To evaluate the function $f(x-1) = x^2 + 6x + 4$, we need to find the original function $f(x)$. To do this, we can substitute $u = x - 1$, so $x = u + 1$.

1. Substitute $x = u + 1$ into the given function: $f(u) = (u+1)^2 + 6(u+1) + 4$

2. Expand the expression: $f(u) = (u^2 + 2u + 1) + (6u + 6) + 4$

3. Simplify by combining like terms: $f(u) = u^2 + 2u + 1 + 6u + 6 + 4 = u^2 + 8u + 11$

Thus, the original function is: $f(x) = x^2 + 8x + 11$

Would you like more details or have any questions about this solution?
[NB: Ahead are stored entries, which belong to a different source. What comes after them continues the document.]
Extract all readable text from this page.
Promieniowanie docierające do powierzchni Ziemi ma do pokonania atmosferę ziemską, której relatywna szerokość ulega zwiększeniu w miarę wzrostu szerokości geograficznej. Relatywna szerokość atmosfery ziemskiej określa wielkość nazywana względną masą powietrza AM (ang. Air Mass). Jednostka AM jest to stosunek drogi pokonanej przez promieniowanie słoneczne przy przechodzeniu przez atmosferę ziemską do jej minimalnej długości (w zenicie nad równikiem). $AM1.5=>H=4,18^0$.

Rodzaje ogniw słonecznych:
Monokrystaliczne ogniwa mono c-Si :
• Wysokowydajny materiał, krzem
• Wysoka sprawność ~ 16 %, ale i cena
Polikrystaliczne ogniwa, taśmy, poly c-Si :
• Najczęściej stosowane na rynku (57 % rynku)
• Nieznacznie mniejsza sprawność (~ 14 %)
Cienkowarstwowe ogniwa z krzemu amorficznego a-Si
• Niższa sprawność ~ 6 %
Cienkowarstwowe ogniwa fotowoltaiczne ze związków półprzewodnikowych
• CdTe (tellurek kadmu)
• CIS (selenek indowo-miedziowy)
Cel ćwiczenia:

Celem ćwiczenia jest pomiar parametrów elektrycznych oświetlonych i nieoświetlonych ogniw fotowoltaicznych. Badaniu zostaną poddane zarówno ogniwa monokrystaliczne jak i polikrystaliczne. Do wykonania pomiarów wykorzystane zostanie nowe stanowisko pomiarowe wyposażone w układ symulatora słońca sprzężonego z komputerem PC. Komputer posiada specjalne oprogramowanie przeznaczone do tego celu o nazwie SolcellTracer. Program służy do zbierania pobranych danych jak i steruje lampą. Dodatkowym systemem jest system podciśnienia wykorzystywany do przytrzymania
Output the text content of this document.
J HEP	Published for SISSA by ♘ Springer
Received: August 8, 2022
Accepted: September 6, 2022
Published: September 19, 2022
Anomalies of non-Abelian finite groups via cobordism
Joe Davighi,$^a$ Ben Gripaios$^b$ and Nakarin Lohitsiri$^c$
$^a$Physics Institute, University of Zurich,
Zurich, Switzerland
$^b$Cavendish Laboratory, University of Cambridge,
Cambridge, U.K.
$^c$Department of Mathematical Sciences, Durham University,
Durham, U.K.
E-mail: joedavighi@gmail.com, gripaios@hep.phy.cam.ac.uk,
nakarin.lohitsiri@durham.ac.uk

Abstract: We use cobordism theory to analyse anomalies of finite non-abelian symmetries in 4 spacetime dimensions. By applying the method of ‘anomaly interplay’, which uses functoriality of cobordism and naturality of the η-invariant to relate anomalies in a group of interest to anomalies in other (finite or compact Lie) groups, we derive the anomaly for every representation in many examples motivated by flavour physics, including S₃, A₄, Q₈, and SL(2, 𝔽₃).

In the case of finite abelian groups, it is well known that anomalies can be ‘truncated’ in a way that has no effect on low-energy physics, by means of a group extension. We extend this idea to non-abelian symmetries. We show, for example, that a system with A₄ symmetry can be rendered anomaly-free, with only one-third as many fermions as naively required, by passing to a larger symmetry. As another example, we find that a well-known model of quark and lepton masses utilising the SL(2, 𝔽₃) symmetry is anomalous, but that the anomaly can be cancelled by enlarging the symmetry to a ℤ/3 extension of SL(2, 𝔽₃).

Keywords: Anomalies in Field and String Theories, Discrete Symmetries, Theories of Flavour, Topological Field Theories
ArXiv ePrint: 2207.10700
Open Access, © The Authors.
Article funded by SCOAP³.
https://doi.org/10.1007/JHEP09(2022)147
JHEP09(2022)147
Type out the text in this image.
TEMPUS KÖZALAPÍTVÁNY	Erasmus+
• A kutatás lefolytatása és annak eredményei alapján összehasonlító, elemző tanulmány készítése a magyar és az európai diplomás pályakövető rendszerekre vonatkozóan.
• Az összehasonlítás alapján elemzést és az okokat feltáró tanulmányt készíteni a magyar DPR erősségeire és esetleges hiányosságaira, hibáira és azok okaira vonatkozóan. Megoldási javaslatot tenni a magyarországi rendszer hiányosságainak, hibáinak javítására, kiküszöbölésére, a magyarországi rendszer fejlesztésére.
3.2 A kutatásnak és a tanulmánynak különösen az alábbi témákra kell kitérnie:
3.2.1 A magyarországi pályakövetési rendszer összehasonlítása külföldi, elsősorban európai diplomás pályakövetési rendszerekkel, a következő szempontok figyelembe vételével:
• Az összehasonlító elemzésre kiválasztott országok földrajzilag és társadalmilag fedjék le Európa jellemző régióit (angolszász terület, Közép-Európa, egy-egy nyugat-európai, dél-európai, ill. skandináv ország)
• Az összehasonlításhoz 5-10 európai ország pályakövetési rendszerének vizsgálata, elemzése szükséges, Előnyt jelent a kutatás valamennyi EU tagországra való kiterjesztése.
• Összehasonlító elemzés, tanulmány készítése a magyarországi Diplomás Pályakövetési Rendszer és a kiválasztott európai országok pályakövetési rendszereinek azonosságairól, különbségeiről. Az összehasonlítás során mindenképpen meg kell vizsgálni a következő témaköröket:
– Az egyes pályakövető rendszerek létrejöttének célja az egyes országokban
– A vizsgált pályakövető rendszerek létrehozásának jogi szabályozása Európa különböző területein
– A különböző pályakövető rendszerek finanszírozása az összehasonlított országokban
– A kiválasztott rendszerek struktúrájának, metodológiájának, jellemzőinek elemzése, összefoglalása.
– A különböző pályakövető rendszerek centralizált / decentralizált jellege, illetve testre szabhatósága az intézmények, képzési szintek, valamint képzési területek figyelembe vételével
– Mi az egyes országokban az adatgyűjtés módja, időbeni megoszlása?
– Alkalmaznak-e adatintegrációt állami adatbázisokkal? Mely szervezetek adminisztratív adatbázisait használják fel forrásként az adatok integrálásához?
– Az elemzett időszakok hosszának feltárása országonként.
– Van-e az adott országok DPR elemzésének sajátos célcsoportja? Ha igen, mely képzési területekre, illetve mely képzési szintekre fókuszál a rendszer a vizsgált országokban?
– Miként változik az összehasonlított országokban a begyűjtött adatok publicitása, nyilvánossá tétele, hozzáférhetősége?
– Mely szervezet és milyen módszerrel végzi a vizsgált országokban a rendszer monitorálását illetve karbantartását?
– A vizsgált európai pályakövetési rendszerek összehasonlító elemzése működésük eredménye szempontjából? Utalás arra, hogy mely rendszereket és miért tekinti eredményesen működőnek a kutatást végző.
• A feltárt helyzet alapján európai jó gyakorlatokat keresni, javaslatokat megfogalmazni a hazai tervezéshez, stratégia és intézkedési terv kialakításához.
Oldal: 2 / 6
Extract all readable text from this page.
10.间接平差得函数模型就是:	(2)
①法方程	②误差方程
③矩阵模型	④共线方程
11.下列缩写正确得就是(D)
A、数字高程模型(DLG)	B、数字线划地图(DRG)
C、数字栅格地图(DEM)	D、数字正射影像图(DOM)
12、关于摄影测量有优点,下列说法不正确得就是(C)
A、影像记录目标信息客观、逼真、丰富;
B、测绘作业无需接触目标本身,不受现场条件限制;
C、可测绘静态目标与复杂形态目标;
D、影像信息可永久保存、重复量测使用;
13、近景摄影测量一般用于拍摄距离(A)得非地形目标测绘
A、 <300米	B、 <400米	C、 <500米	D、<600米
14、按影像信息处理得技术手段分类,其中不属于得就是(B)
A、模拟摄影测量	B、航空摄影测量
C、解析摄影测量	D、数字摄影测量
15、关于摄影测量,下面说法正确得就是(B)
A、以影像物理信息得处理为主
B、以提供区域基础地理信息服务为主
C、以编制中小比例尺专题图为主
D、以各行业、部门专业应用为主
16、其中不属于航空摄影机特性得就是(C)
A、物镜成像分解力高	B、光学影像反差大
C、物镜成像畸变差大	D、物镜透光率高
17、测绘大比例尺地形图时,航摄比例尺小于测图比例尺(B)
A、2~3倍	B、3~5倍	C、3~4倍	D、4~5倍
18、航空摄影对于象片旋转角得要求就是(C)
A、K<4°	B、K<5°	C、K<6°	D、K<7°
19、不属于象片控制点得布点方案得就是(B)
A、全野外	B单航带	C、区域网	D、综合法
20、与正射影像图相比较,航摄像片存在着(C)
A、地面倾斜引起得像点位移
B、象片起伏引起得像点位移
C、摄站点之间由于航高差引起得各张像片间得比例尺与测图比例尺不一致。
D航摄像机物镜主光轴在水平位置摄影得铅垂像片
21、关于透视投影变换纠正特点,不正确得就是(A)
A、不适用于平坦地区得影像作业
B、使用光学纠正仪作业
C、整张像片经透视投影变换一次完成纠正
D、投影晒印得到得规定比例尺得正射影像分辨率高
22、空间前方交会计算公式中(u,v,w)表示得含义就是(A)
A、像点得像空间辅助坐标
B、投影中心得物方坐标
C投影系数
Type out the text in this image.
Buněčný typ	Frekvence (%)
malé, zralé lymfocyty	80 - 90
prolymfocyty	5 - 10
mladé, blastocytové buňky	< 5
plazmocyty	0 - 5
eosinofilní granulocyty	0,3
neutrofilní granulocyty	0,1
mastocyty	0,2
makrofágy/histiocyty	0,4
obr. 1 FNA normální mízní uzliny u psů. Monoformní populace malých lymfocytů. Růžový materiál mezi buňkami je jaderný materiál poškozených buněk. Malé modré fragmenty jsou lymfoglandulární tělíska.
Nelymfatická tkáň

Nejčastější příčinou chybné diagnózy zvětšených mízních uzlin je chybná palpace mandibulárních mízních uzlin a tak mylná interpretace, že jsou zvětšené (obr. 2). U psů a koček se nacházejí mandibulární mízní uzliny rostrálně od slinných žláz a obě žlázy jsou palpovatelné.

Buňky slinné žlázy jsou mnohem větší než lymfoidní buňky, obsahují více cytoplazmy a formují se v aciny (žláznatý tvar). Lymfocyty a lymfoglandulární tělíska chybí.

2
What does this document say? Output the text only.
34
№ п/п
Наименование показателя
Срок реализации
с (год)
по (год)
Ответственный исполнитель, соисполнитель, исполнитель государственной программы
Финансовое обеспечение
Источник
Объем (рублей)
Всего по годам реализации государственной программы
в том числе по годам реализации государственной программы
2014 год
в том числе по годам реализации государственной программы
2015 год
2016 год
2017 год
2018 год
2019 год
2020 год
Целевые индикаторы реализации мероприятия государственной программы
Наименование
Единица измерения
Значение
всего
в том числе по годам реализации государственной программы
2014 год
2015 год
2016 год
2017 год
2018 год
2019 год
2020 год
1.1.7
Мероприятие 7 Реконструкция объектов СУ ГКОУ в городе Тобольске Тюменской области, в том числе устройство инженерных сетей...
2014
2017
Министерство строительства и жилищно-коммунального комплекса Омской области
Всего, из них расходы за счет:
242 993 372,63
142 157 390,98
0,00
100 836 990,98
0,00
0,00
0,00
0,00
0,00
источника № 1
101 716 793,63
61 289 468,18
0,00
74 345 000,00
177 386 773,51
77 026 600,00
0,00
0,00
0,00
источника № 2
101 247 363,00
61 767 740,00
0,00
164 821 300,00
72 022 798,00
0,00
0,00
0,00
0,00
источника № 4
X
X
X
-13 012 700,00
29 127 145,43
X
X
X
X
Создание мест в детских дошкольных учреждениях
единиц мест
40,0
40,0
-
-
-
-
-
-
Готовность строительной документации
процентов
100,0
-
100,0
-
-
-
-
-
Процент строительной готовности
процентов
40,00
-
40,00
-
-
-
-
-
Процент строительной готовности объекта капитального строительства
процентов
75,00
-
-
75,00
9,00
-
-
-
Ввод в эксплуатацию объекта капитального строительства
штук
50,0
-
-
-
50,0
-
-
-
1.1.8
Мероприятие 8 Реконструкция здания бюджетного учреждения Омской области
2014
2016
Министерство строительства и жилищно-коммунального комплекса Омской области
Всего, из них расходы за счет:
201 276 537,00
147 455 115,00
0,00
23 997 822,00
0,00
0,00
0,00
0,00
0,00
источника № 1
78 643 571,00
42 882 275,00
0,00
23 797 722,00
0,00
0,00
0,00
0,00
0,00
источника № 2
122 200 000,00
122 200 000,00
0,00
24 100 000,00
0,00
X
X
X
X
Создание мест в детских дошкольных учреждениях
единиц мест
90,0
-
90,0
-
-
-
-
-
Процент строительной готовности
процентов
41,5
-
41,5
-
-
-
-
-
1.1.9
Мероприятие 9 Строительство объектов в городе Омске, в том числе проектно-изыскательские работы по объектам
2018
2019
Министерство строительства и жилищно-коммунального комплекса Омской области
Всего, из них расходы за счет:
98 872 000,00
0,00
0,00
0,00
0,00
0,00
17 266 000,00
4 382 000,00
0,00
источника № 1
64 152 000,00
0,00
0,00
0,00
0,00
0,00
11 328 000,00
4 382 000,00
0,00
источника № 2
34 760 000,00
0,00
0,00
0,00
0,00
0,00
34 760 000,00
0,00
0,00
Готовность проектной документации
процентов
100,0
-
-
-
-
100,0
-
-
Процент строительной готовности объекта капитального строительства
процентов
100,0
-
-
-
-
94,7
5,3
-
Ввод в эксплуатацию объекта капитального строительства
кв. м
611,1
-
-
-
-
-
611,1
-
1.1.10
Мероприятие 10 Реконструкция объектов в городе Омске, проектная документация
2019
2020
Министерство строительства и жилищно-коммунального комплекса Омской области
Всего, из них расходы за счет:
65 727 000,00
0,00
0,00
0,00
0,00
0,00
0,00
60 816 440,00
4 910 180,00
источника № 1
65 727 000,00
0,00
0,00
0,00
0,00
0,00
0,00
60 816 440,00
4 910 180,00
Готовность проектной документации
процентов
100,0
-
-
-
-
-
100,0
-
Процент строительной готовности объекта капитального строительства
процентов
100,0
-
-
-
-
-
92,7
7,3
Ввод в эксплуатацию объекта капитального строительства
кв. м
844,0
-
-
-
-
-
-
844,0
Here are some related questions you might find interesting:

1. How would you evaluate $f(x+2)$ if $f(x) = x^2 + 8x + 11$?
2. Can you find the vertex of the parabola represented by $f(x) = x^2 + 8x + 11$?
3. What are the roots of the function $f(x) = x^2 + 8x + 11$?
4. How does the graph of $f(x) = x^2 + 8x + 11$ compare to the graph of $f(x) = x^2$?
5. What is the y-intercept of the function $f(x) = x^2 + 8x + 11$?
6. How would you determine the axis of symmetry for $f(x) = x^2 + 8x + 11$?
7. Can you express $f(x) = x^2 + 8x + 11$ in vertex form?
8. What is the minimum value of $f(x) = x^2 + 8x + 11$?

Tip: When dealing with functions, substituting and simplifying carefully is key to finding the correct form of the function.